L’ha raccontato Paolo Zepeda, uomo della scorta sopravvissuto perché finito per errore nel furgone diretto allo Stadio di Santiago dove furono ammassati centinaia di arrestati. Testimonianza coincidente con quella data dal colonnello Fernando Reveco Valenzuela al giudice Juan Guzman nel maggio del 1999. I prigionieri della Moneda vengono caricati su un camion militare marca Pegaso e coperti con un telo. Su una jeep viene caricata una mitragliatrice Rheinmetall. Un’altra jeep con a bordo Espinoza, che poi sarà il secondo di Manuel Contreras nei servizi segreti di Pinochet, chiude il convoglio diretto al nord di Santiago, nel campo militare di Peldehue. E’ chiaro che li stanno per uccidere.
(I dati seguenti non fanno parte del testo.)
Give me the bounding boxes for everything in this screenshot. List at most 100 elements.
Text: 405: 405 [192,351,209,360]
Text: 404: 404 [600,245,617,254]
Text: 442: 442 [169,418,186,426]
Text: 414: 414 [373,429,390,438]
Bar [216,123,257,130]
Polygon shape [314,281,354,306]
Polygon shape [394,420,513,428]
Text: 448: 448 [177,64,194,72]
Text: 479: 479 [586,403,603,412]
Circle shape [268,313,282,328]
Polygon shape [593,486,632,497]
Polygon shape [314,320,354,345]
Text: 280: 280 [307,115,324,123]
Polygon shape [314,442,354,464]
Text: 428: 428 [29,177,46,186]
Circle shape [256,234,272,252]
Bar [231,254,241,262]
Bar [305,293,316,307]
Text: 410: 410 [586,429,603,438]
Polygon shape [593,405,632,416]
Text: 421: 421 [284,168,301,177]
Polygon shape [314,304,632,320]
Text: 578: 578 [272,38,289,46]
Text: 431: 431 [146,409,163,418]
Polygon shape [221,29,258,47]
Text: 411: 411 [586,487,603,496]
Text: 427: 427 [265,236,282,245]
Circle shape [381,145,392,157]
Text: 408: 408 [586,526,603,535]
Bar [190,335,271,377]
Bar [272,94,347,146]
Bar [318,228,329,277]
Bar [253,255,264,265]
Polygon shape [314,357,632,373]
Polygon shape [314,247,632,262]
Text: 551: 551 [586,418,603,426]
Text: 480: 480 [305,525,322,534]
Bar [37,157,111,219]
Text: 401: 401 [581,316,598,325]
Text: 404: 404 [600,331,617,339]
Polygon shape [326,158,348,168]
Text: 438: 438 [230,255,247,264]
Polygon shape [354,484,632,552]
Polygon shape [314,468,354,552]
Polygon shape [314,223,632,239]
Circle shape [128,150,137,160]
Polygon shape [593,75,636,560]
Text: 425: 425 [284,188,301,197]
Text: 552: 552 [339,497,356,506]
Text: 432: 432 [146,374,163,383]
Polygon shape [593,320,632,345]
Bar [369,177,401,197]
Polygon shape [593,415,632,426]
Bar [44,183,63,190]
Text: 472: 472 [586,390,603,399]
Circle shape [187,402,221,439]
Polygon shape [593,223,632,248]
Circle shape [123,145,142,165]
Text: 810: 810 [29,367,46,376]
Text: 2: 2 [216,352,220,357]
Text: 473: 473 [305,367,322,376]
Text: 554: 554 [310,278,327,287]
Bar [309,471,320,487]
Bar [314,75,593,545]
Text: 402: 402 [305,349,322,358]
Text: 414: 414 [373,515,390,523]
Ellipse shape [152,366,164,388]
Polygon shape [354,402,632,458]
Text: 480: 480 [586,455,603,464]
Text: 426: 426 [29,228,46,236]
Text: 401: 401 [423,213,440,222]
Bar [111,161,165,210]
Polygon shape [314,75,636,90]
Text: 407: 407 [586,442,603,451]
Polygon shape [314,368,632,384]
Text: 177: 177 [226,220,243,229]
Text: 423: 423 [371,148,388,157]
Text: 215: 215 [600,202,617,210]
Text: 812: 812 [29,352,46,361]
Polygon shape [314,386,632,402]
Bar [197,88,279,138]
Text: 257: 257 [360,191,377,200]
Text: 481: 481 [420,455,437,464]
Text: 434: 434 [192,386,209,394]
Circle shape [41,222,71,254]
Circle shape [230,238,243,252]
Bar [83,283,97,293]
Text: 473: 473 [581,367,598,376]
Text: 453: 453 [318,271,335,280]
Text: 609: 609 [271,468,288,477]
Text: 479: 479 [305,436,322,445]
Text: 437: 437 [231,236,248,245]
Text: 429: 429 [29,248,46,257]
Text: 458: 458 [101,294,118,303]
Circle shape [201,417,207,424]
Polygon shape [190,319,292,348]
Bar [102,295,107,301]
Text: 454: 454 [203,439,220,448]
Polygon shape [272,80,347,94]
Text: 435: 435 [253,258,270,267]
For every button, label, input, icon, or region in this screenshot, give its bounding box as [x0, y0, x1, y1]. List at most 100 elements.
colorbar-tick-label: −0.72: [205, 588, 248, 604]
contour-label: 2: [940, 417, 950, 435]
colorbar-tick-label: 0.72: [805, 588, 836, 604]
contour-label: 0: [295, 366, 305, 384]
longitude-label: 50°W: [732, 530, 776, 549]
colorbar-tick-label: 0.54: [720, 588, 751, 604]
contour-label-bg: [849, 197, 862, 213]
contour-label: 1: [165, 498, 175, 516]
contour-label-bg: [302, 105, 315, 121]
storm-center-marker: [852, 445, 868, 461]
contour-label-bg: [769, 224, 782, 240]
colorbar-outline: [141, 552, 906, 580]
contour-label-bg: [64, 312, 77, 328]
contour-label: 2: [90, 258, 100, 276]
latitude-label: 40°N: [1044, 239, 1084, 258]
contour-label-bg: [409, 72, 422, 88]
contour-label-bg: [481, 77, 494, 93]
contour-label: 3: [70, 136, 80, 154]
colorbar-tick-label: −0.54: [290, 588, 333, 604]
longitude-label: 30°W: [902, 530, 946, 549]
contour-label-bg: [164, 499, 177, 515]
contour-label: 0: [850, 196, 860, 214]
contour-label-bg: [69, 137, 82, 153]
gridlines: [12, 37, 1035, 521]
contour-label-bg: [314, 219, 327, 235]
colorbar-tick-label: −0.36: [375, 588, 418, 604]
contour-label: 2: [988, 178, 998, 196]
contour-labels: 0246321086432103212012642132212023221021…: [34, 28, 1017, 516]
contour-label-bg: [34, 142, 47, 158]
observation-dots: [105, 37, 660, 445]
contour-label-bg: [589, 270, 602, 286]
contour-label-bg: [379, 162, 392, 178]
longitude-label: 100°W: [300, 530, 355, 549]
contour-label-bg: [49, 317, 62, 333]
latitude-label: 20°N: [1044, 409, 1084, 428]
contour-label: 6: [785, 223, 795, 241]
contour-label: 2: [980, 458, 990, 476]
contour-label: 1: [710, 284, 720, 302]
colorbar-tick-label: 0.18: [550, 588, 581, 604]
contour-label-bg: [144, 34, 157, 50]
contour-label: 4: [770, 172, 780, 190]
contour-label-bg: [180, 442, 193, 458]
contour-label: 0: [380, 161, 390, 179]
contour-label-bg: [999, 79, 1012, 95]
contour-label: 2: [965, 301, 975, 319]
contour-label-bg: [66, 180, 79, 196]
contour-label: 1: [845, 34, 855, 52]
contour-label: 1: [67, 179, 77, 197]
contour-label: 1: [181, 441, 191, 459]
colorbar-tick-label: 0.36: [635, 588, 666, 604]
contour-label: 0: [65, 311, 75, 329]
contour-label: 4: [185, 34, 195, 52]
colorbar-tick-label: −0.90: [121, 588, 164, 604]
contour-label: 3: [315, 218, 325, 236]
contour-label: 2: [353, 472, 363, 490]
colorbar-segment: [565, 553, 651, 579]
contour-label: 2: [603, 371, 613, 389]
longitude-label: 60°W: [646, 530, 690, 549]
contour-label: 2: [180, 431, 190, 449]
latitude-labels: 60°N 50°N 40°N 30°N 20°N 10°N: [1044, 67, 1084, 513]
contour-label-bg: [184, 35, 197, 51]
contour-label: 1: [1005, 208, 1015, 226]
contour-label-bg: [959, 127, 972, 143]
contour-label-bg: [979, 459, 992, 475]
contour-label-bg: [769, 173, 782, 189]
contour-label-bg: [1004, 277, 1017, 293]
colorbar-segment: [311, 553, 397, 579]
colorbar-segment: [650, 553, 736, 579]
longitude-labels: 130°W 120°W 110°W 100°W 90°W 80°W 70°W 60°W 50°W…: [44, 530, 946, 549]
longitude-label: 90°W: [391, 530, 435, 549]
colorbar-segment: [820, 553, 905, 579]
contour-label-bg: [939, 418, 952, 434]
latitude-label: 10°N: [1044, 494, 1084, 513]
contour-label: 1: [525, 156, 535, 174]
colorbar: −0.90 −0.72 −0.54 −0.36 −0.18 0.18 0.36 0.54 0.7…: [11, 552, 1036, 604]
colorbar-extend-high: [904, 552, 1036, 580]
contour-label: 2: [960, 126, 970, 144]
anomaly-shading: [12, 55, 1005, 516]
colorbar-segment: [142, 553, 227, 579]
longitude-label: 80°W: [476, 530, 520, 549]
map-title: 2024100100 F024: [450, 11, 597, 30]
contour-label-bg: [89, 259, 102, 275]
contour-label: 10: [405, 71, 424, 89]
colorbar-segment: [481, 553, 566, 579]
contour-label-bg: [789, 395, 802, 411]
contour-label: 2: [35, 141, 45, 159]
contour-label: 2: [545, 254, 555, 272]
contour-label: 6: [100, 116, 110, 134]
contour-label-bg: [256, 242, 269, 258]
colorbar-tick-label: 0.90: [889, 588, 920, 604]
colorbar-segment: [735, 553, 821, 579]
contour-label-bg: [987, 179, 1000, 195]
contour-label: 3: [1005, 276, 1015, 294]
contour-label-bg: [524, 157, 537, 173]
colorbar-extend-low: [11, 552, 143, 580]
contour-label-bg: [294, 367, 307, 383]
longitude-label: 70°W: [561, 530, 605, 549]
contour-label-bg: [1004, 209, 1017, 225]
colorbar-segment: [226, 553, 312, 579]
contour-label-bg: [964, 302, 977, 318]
Davanti alla base aerea di Colina uno dei prigionieri tenta di prendere un’arma a un militare. Gli sparano. Non muore. Il convoglio non si ferma. Arrivati, liberano le caviglie e fanno scendere tutti. La mitragliatrice è pronta, montata su un tavolo preso dal refettorio. Li fanno camminare uno ad uno fino a un pozzo secco profondo lì davanti. Il sergente Herrera ha l’ordine di sparare a uno per volta, alle spalle. Dopo il quinto, crolla: “Ne ho uccisi cinque, non posso continuare”. Viene sostituito. Gli ultimi prigionieri prima di dare le spalle alla mitragliatrice gridano. “Viva la rivoluzione socialista, viva Allende”. Dal pozzo salgono lamenti, non sono tutti morti. Qualcuno si avvicina e spara dall’alto a chi si muove ancora. Una granata è lanciata sul fondo. Silenzio.